9. Juni 2018

Das befreite Herz

Ich war einkaufen in der nahen Stadt und sah auf der Heimfahrt neben der Straße einen roten Ballon am Boden liegen. Ich dachte an einen Flugwettbewerb für Kinder und das da eine Karte daran hängt. So drehte ich um und trat in die Wiese. Da hing ein etwas ermattetes rotes Herz mit der Schnur fest. Ohne eine Karte daran, also vermutlich von einer Hochzeitsfeier. Das Gewitter mit Regen hatte den Ballon an den Boden gedrückt und die Schnur hatte sich darin verfangen. Ich nahm den Ballon mit, der immer noch leicht aufwärts strebte. Im Auto tanzte er an der Decke entlang und zweimal versuchte er durchs offene Fahrerfenster mir zu entwischen. Ein paar Kilometer vor meinem Dorf hielt ich am Waldrand an, der Ballon hatte sich von der Schnur gelöst.  Mit guten Wünschen ließ ich das rote Herz aufsteigen.
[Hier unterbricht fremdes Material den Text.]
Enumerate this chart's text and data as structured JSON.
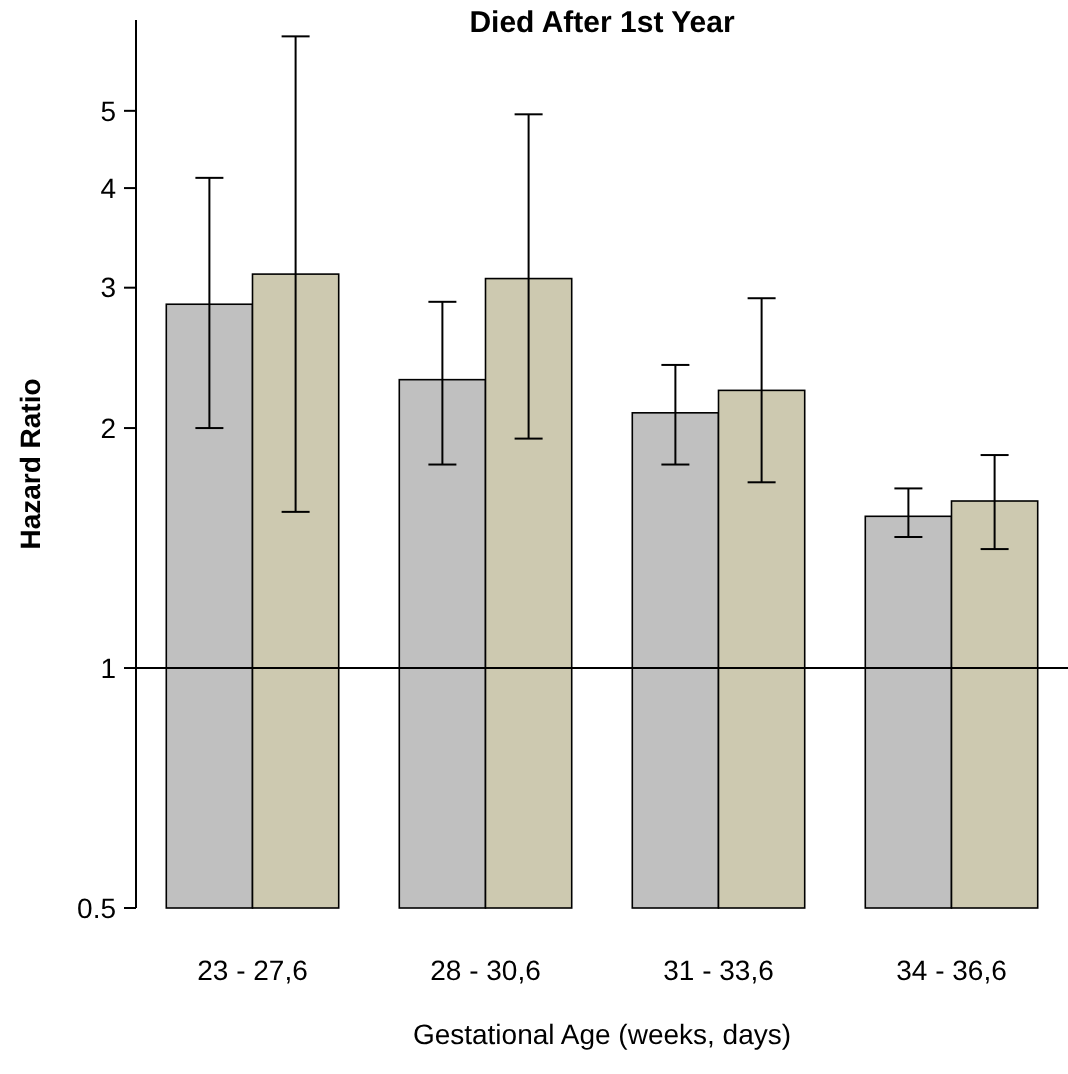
{
  "chart_data": {
    "type": "bar",
    "title": "Died After 1st Year",
    "xlabel": "Gestational Age (weeks, days)",
    "ylabel": "Hazard Ratio",
    "categories": [
      "23 - 27,6",
      "28 - 30,6",
      "31 - 33,6",
      "34 - 36,6"
    ],
    "log": "y",
    "ylim": [
      0.5,
      6.5
    ],
    "yticks": [
      0.5,
      1,
      2,
      3,
      4,
      5
    ],
    "series": [
      {
        "color": "#c0c0c0",
        "values": [
          2.86,
          2.3,
          2.09,
          1.55
        ],
        "errors": [
          [
            2.0,
            4.12
          ],
          [
            1.8,
            2.88
          ],
          [
            1.8,
            2.4
          ],
          [
            1.46,
            1.68
          ]
        ]
      },
      {
        "color": "#cdc9b0",
        "values": [
          3.12,
          3.08,
          2.23,
          1.62
        ],
        "errors": [
          [
            1.57,
            6.2
          ],
          [
            1.94,
            4.95
          ],
          [
            1.71,
            2.91
          ],
          [
            1.41,
            1.85
          ]
        ]
      }
    ],
    "ref_lines": [
      {
        "axis": "y",
        "value": 1,
        "color": "#000000"
      }
    ],
    "grid": false
  }
}
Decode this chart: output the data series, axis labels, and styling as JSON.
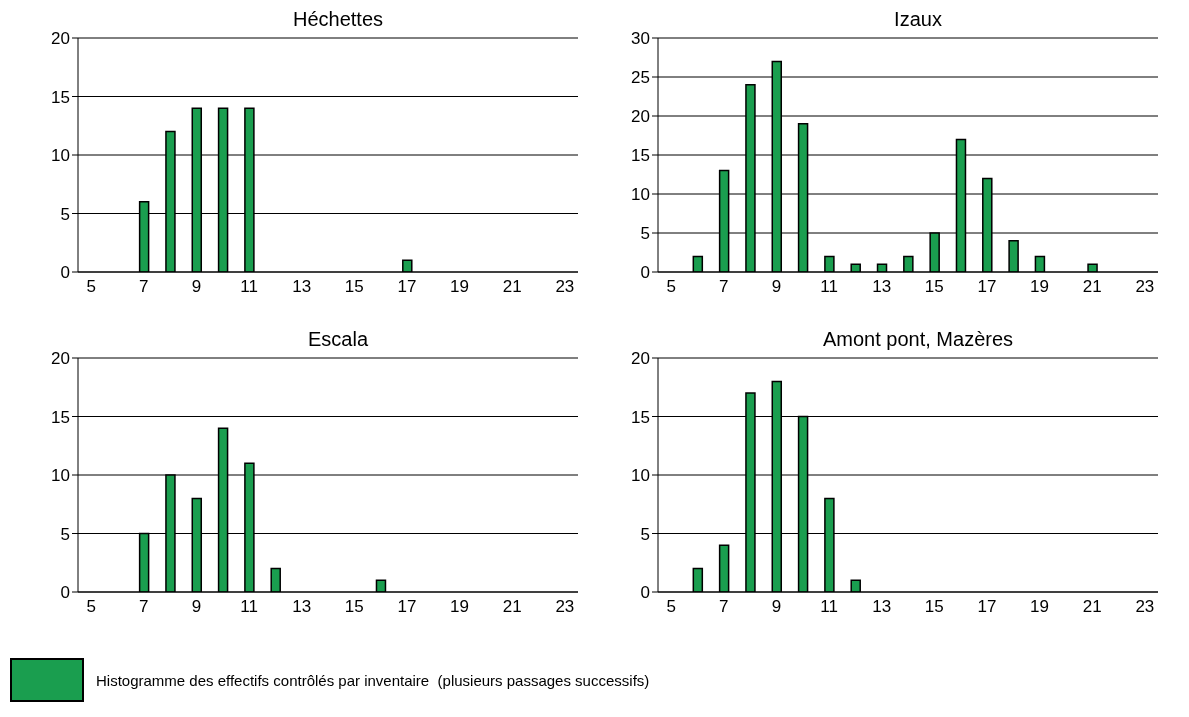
{
  "chart_data": [
    {
      "type": "bar",
      "title": "Héchettes",
      "categories": [
        "5",
        null,
        "7",
        null,
        "9",
        null,
        "11",
        null,
        "13",
        null,
        "15",
        null,
        "17",
        null,
        "19",
        null,
        "21",
        null,
        "23"
      ],
      "series": [
        {
          "color": "#1a9e4f",
          "values": [
            0,
            0,
            6,
            12,
            14,
            14,
            14,
            0,
            0,
            0,
            0,
            0,
            1,
            0,
            0,
            0,
            0,
            0,
            0
          ]
        }
      ],
      "ylim": [
        0,
        20
      ],
      "yticks": [
        0,
        5,
        10,
        15,
        20
      ],
      "grid": "y"
    },
    {
      "type": "bar",
      "title": "Izaux",
      "categories": [
        "5",
        null,
        "7",
        null,
        "9",
        null,
        "11",
        null,
        "13",
        null,
        "15",
        null,
        "17",
        null,
        "19",
        null,
        "21",
        null,
        "23"
      ],
      "series": [
        {
          "color": "#1a9e4f",
          "values": [
            0,
            2,
            13,
            24,
            27,
            19,
            2,
            1,
            1,
            2,
            5,
            17,
            12,
            4,
            2,
            0,
            1,
            0,
            0
          ]
        }
      ],
      "ylim": [
        0,
        30
      ],
      "yticks": [
        0,
        5,
        10,
        15,
        20,
        25,
        30
      ],
      "grid": "y"
    },
    {
      "type": "bar",
      "title": "Escala",
      "categories": [
        "5",
        null,
        "7",
        null,
        "9",
        null,
        "11",
        null,
        "13",
        null,
        "15",
        null,
        "17",
        null,
        "19",
        null,
        "21",
        null,
        "23"
      ],
      "series": [
        {
          "color": "#1a9e4f",
          "values": [
            0,
            0,
            5,
            10,
            8,
            14,
            11,
            2,
            0,
            0,
            0,
            1,
            0,
            0,
            0,
            0,
            0,
            0,
            0
          ]
        }
      ],
      "ylim": [
        0,
        20
      ],
      "yticks": [
        0,
        5,
        10,
        15,
        20
      ],
      "grid": "y"
    },
    {
      "type": "bar",
      "title": "Amont pont, Mazères",
      "categories": [
        "5",
        null,
        "7",
        null,
        "9",
        null,
        "11",
        null,
        "13",
        null,
        "15",
        null,
        "17",
        null,
        "19",
        null,
        "21",
        null,
        "23"
      ],
      "series": [
        {
          "name": "Histogramme des effectifs contrôlés par inventaire  (plusieurs passages successifs)",
          "color": "#1a9e4f",
          "values": [
            0,
            2,
            4,
            17,
            18,
            15,
            8,
            1,
            0,
            0,
            0,
            0,
            0,
            0,
            0,
            0,
            0,
            0,
            0
          ]
        }
      ],
      "ylim": [
        0,
        20
      ],
      "yticks": [
        0,
        5,
        10,
        15,
        20
      ],
      "grid": "y",
      "legend": "bottom"
    }
  ]
}
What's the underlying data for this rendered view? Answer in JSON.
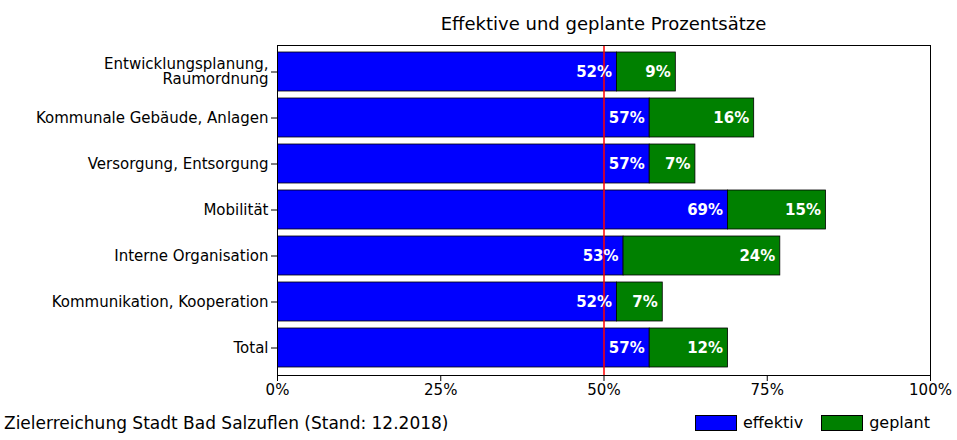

Zunächst nur langsam tanzte es über mir, bis ein leichter Windstoß es erfaßte und hoch über die Bäume hinweg es entführte. Ich versuchte ihm mit den Augen zu folgen, doch es war verschwunden.
Ich dachte darüber nach, was dieser zufällige Herzfund mir sagen soll. Was hat mich da berührt?  An was hängt mein eigenes Herz noch fest? Welche Schnüre, welche Bindungen verhindern mich von alten Verhaftungen zu lösen? Was trennt mich von meiner Freiheit ins unbeschwerte weite Land?
Darüber denke ich noch nach und spüre die Schwere, welche mich in alten Gewohnheiten festhält. Es fehlt also nicht viel, bis jemand kommt und die Schnüre auflöst, damit ich gehen kann, wohin mein Herz mich führen will.